Albert Nobbs stars Glenn Close as the titular character, a woman who has spent decades masquerading as a man to work as a waiter in a posh Dublin hotel. Going into Albert Nobbs, it is not as if one expects an uplifting film. But depressing movies with pained heroes are one thing. To be fair, the film is well-written, but what is frustrating about Albert Nobbs is seeing an already pained person pay such a high cost for daring to dream and make her life better. What sort of theme is punishment for attempts at improvement? Hit the jump for our Blu-ray review of Albert Nobbs.
Albert’s identity is finally uncovered by house painter, Hubert Page (Janet McTeer) when Albert is forced by the hotel owner to share her room with Hubert. Albert begs Hubert to keep her secret; Hubert in turn reveals that he, too, is a woman, married to another woman. Albert becomes fascinated with how Hubert has made this world work and found happiness. With Hubert as an example, Albert pursues one of the maids, Helen Dawes (Mia Wasikowska) romantically. Under the influence of her boyfriend, Joe Mackins (Aaron Johnson), Helen uses Albert’s advances for her and Joe’s personal gain. Eventually Helen becomes pregnant by Joe, who freaks out. In the midst of their fight, Albert tries to come to Helen’s rescue but suffers a blow to his head that kills him.
There is much to like about Albert Nobbs, such as the production design, costumes and make-up…and especially the acting. Glenn Close is brilliant, and the other actors deserve high marks as well. In any other year Close would easily have won Best Actress save for Meryl Streep’s turn as Margaret Thatcher in The Iron Lady. An example sums up Close’s performance best.

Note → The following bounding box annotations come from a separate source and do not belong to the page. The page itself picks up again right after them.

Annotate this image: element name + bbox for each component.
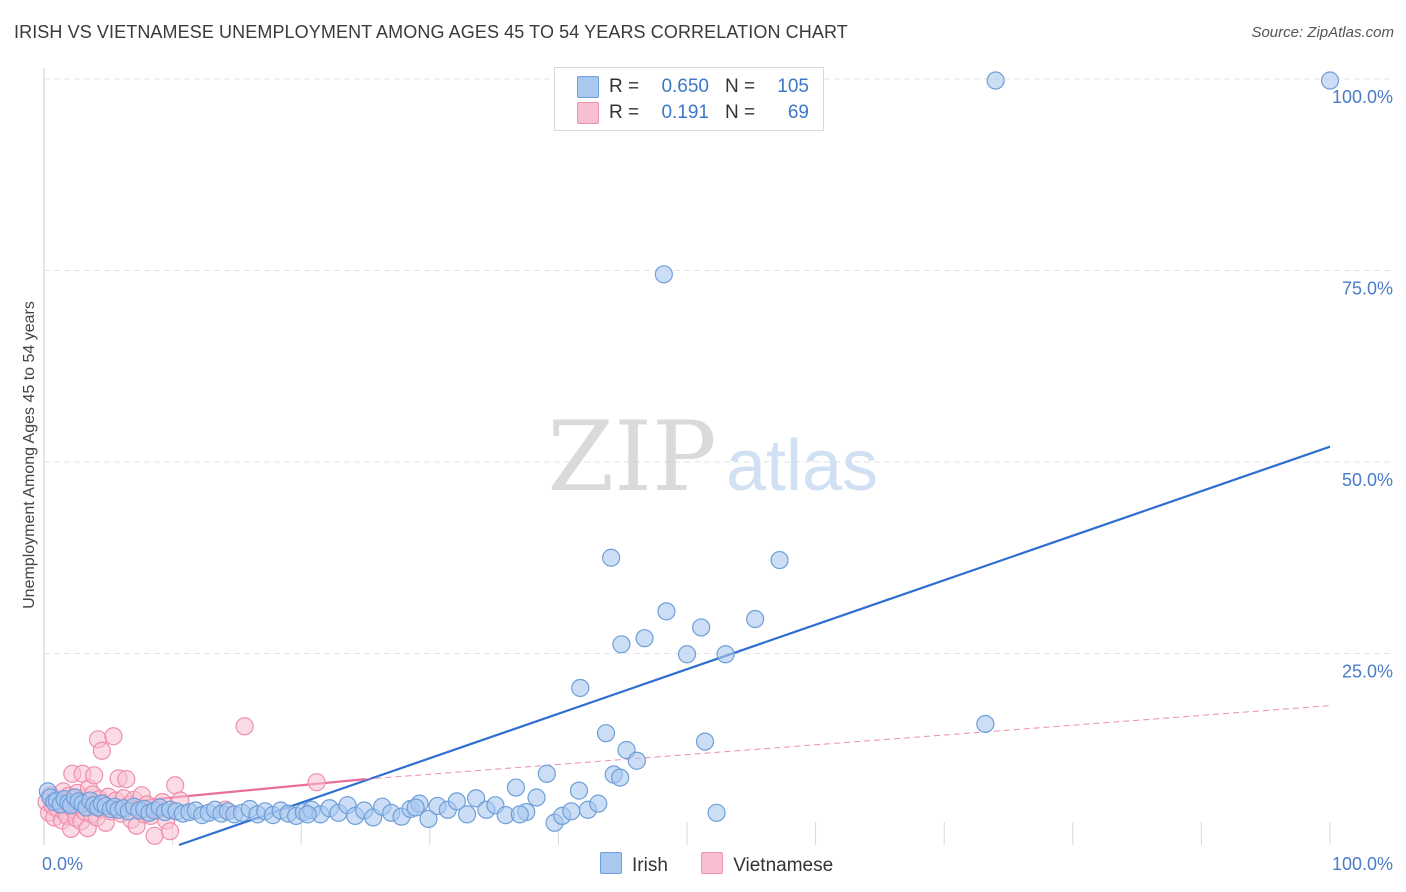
vietnamese-point [307, 773, 326, 792]
irish-point [298, 805, 317, 824]
y-tick-label: 25.0% [1342, 662, 1393, 682]
irish-point [562, 802, 581, 821]
legend-item-vietnamese[interactable]: Vietnamese [701, 852, 833, 877]
vietnamese-swatch [577, 101, 599, 124]
vietnamese-point [235, 717, 254, 736]
zipatlas-watermark: ZIP atlas [547, 401, 878, 513]
irish-point [746, 609, 765, 629]
irish-point [657, 602, 676, 621]
tick-labels: 25.0% 50.0% 75.0% 100.0% 0.0% 100.0% [42, 87, 1393, 874]
irish-point [627, 751, 646, 770]
n-label: N = [725, 102, 756, 123]
vietnamese-point [145, 826, 164, 845]
x-tick-label-max: 100.0% [1332, 854, 1393, 874]
vietnamese-point [160, 822, 180, 841]
irish-point [612, 635, 631, 654]
y-tick-label: 75.0% [1342, 279, 1393, 299]
n-value: 69 [787, 102, 809, 123]
y-axis-label: Unemployment Among Ages 45 to 54 years [21, 301, 38, 609]
irish-point [506, 778, 526, 797]
legend-row-vietnamese: R = 0.191 N = 69 [577, 101, 809, 125]
irish-point [589, 794, 608, 813]
irish-trend-line [178, 445, 1331, 847]
irish-point [466, 789, 486, 808]
irish-point [770, 550, 789, 570]
vietnamese-point [104, 727, 123, 746]
irish-point [654, 265, 673, 284]
vietnamese-point [92, 741, 111, 760]
irish-point [569, 781, 589, 800]
n-value: 105 [777, 76, 809, 97]
irish-point [716, 645, 735, 664]
legend-row-irish: R = 0.650 N = 105 [577, 75, 809, 99]
vietnamese-point [166, 776, 185, 795]
r-value: 0.650 [661, 76, 709, 97]
irish-point [692, 618, 711, 637]
stats-legend: R = 0.650 N = 105 R = 0.191 N = 69 [554, 67, 824, 131]
r-label: R = [609, 102, 640, 123]
series-legend: Irish Vietnamese [600, 852, 861, 877]
vietnamese-legend-swatch [701, 852, 724, 874]
irish-point [635, 629, 654, 648]
y-tick-label: 50.0% [1342, 470, 1393, 490]
irish-point [596, 724, 616, 743]
watermark-atlas: atlas [726, 426, 878, 506]
irish-point [695, 732, 715, 751]
irish-point [447, 792, 466, 811]
irish-point [602, 548, 621, 567]
irish-point [527, 788, 546, 807]
legend-item-irish[interactable]: Irish [600, 852, 668, 877]
irish-point [677, 645, 697, 664]
vietnamese-trend-extension [365, 705, 1331, 780]
irish-legend-label: Irish [632, 855, 668, 876]
irish-point [707, 803, 726, 822]
vietnamese-point [85, 766, 104, 785]
irish-point [976, 714, 995, 734]
vietnamese-points [37, 717, 326, 845]
irish-point [611, 768, 630, 787]
r-label: R = [609, 76, 640, 97]
vietnamese-point [117, 770, 136, 789]
x-tick-label-min: 0.0% [42, 854, 83, 874]
n-label: N = [725, 76, 756, 97]
irish-point [537, 764, 556, 783]
watermark-zip: ZIP [547, 401, 716, 513]
irish-points [38, 71, 1340, 832]
chart-title: IRISH VS VIETNAMESE UNEMPLOYMENT AMONG A… [14, 22, 848, 42]
irish-point [571, 678, 590, 698]
irish-point [406, 798, 425, 817]
r-value: 0.191 [661, 102, 709, 123]
irish-point [510, 805, 529, 824]
irish-point [1320, 71, 1340, 90]
y-tick-label: 100.0% [1332, 87, 1393, 107]
source-label: Source: ZipAtlas.com [1251, 24, 1394, 41]
irish-legend-swatch [600, 852, 622, 874]
irish-swatch [577, 75, 599, 98]
irish-point [457, 805, 477, 824]
irish-point [419, 809, 438, 829]
irish-point [986, 71, 1005, 90]
vietnamese-legend-label: Vietnamese [733, 855, 834, 876]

In one scene, Albert and Hubert don dresses and venture out into the world, the first time for Albert wearing a dress since she was a young girl. So completely has Close embodied her role as a man that it feels in that scene as if she is a man in drag, not a woman being a woman. Amazing work.

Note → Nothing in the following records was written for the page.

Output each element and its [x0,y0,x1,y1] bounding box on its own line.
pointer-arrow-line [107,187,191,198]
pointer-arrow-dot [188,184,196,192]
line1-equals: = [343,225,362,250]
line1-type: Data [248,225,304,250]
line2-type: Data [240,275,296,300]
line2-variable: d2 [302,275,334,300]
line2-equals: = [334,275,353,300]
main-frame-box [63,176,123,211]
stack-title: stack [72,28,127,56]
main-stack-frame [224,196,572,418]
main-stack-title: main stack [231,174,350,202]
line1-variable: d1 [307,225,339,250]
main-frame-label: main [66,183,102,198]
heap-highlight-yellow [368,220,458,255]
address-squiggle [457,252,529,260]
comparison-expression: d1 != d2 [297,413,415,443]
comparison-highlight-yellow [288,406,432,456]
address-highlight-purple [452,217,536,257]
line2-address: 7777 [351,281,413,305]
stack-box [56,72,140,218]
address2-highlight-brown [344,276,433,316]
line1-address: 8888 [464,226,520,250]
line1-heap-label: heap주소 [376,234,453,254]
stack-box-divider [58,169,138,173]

This Blu-ray looks great and sounds great, but is sorely lacking in special features. Those few extras that are included are the de rigueur commentary track (with García and Close), the theatrical trailer and a handful of deleted scenes—and not even that much of the latter. Surely the studio could have put more effort into this release than the above, especially for a modern movie with no lack of material upon which to draw.
In summation, Albert Nobbs has a lot to offer, but see it for the acting above all else.